GOWA – Badan Pemeriksa Keuangan (BPK) menemukan adanya kelebihan pembayaran belanja makanan dan minuman jamuan tamu pada Sekretariat Daerah Kabupaten Gowa Tahun Anggaran 2024 sebesar Rp851.360.000. Nilai tersebut berasal dari realisasi belanja konsumsi yang melebihi Standar Harga Satuan (SHS) yang telah ditetapkan pemerintah daerah.
Temuan tersebut tercantum dalam hasil pemeriksaan atas Laporan Keuangan Pemerintah Daerah (LKPD) Kabupaten Gowa Tahun Anggaran 2024. Dalam laporan itu disebutkan bahwa Pemerintah Kabupaten Gowa menganggarkan Belanja Barang dan Jasa sebesar Rp660,76 miliar, dengan realisasi mencapai Rp621,21 miliar atau sekitar 94,01 persen dari total anggaran.
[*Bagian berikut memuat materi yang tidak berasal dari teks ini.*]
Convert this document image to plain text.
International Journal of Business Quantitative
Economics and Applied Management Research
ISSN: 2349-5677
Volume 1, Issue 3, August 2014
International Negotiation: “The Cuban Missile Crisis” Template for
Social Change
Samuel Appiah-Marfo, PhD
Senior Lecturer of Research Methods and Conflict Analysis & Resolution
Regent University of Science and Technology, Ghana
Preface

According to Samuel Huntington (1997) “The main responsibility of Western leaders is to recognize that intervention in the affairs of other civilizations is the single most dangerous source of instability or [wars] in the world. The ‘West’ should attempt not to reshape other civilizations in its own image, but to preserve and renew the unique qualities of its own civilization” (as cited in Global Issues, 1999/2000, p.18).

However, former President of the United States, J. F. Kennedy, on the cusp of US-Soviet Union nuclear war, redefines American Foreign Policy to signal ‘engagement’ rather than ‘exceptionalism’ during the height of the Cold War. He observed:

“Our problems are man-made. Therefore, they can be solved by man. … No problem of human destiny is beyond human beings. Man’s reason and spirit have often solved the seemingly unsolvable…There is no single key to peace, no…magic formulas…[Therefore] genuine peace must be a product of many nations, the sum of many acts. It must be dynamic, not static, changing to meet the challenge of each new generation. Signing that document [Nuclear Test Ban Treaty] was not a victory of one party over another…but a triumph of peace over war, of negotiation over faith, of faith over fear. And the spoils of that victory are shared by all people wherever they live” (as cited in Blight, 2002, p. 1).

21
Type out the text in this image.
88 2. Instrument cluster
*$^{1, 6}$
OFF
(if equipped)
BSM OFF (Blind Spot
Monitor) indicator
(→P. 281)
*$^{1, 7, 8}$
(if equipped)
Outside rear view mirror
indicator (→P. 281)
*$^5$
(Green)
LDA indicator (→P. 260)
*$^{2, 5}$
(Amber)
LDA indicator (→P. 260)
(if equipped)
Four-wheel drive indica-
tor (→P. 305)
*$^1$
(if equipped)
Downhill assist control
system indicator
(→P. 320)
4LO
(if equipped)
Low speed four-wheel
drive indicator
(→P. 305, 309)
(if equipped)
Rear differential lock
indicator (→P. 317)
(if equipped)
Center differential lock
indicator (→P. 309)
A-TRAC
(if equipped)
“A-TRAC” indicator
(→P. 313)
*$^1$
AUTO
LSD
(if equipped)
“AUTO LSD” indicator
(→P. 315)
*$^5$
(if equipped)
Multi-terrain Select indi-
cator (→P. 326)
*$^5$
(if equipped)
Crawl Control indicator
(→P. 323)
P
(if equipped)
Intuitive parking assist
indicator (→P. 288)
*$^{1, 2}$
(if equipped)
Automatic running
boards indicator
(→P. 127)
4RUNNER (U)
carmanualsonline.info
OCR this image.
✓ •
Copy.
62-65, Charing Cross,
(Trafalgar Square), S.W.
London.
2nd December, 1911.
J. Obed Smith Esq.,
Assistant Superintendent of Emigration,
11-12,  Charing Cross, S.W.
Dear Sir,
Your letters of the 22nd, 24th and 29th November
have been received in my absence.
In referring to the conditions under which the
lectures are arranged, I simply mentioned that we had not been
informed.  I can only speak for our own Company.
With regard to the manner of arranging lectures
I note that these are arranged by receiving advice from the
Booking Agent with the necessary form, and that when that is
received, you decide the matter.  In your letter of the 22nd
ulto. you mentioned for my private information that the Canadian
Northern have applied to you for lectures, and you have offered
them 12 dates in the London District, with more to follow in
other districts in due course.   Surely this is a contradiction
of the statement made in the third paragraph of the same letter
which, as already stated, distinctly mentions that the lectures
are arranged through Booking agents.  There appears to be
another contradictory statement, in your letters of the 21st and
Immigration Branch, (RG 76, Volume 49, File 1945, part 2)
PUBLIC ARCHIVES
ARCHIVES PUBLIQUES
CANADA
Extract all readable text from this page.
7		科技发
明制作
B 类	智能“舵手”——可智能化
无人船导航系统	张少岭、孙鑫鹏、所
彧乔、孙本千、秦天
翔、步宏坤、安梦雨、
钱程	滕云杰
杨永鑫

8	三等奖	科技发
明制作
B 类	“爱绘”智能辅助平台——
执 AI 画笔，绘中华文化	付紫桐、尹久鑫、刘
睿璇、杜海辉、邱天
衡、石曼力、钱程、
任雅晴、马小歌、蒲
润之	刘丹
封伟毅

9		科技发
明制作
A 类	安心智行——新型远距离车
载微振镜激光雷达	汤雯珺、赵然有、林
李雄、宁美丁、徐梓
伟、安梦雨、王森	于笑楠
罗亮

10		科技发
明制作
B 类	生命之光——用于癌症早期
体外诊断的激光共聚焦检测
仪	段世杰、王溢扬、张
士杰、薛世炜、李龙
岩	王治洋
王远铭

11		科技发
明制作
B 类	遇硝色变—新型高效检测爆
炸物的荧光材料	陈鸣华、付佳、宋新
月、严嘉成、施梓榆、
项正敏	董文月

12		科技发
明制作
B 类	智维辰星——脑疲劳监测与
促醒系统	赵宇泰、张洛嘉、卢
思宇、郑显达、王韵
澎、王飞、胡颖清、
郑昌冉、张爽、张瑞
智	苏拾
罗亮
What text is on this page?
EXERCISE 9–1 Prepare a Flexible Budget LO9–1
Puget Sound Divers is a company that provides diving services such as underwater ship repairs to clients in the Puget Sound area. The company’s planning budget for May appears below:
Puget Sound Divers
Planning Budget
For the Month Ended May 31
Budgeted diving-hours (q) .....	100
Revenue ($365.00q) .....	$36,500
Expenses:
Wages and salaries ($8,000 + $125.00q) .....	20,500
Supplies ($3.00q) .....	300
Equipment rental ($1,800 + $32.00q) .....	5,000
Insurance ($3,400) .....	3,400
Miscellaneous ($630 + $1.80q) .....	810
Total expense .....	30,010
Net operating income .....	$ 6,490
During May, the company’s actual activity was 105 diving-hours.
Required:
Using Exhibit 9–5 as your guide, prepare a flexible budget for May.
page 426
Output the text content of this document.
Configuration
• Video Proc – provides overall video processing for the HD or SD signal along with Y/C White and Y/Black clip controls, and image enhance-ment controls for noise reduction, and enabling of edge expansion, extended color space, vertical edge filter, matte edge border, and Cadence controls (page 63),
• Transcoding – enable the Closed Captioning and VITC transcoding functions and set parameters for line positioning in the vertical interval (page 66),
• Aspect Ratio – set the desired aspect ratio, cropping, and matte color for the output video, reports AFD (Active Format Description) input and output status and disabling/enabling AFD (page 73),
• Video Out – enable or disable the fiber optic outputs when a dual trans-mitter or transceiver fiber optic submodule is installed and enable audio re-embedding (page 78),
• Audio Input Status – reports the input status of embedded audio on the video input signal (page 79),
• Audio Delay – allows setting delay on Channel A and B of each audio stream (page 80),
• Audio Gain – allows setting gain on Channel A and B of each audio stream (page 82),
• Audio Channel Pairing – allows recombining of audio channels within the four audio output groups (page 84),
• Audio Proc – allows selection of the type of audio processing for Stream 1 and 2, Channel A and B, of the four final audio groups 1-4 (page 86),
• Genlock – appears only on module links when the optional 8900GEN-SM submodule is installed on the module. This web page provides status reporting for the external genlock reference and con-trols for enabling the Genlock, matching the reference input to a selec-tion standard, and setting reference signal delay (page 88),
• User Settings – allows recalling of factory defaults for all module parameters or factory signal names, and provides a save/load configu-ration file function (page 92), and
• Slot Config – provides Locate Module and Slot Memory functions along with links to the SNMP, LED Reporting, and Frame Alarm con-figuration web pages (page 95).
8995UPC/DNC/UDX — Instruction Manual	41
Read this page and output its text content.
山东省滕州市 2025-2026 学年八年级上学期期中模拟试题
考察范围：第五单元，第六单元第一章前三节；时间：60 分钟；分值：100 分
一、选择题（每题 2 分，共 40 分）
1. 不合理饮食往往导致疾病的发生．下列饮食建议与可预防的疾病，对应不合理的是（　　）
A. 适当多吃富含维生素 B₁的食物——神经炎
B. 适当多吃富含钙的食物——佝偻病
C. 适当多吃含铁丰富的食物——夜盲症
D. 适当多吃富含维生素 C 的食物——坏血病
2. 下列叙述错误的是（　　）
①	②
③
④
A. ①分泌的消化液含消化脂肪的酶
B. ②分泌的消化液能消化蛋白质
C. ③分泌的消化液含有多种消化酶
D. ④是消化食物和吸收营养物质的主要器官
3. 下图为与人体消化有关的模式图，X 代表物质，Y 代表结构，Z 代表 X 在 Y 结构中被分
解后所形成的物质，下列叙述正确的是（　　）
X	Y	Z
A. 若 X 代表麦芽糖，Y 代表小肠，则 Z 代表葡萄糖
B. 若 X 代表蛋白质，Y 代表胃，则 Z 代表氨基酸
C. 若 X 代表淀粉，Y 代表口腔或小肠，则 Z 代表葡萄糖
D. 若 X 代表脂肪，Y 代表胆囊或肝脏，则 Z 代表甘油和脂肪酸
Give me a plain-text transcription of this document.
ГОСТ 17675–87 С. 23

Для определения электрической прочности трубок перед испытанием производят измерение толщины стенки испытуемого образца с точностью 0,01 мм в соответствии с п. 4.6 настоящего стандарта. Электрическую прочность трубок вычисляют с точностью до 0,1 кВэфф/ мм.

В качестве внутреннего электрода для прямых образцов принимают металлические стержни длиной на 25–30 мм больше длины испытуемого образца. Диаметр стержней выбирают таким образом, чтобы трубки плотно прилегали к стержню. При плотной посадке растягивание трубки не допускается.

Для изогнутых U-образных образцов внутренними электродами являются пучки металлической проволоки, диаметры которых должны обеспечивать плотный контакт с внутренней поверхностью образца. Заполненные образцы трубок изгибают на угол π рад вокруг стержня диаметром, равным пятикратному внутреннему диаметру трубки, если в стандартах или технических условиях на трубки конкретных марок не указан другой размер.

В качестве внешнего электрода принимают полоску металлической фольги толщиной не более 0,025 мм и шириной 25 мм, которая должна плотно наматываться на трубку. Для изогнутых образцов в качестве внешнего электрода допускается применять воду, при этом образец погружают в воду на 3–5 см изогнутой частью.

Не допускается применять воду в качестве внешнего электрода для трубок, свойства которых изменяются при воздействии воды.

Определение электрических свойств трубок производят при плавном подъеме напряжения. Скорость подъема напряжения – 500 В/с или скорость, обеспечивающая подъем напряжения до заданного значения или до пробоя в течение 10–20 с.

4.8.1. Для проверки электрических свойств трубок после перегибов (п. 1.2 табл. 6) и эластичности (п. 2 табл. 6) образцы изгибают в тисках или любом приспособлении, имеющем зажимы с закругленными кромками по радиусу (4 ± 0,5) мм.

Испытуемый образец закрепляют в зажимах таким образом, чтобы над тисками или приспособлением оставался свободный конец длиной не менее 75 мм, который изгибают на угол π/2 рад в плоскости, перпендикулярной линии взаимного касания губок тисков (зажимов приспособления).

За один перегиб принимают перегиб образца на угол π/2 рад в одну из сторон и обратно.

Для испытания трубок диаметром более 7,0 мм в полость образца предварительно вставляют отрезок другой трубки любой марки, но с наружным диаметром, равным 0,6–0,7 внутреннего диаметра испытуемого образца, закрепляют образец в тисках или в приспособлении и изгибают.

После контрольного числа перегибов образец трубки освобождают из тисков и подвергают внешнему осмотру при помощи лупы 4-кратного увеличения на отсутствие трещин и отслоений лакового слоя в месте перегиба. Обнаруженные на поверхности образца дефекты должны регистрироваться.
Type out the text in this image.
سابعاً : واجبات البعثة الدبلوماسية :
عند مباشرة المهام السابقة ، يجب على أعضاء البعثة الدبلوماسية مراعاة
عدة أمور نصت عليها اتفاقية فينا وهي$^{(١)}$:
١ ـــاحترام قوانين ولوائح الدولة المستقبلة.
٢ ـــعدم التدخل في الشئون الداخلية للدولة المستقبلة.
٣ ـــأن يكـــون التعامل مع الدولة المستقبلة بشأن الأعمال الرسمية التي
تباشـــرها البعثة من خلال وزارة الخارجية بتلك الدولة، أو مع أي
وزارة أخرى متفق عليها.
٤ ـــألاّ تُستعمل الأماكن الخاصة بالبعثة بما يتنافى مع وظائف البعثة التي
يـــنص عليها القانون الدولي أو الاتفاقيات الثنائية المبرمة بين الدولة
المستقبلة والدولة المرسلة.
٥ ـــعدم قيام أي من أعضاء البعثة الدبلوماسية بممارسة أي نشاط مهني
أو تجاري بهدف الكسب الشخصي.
Dari jumlah tersebut, belanja makanan dan minuman jamuan tamu terealisasi sebesar Rp15,37 miliar.
Belanja Melebihi Standar Harga Satuan
Pemerintah Kabupaten Gowa telah menetapkan Peraturan Bupati Gowa Nomor 3 Tahun 2024 tentang Perubahan atas Peraturan Bupati Nomor 33 Tahun 2023 mengenai Standar Harga Satuan (SHS) dan Analisis Standar Belanja Pemerintah Daerah Tahun 2024.
Dalam regulasi tersebut, biaya konsumsi makan untuk rapat ditetapkan maksimal Rp45.000 per orang setiap kegiatan dan menjadi batas tertinggi yang tidak boleh dilampaui dalam pelaksanaan anggaran.
Namun, hasil uji petik BPK terhadap dokumen pertanggungjawaban menunjukkan terdapat 108 kegiatan belanja makanan dan minuman jamuan tamu pada Sekretariat Daerah Kabupaten Gowa yang menggunakan harga satuan Rp55.000 hingga Rp56.000 per orang untuk setiap kegiatan.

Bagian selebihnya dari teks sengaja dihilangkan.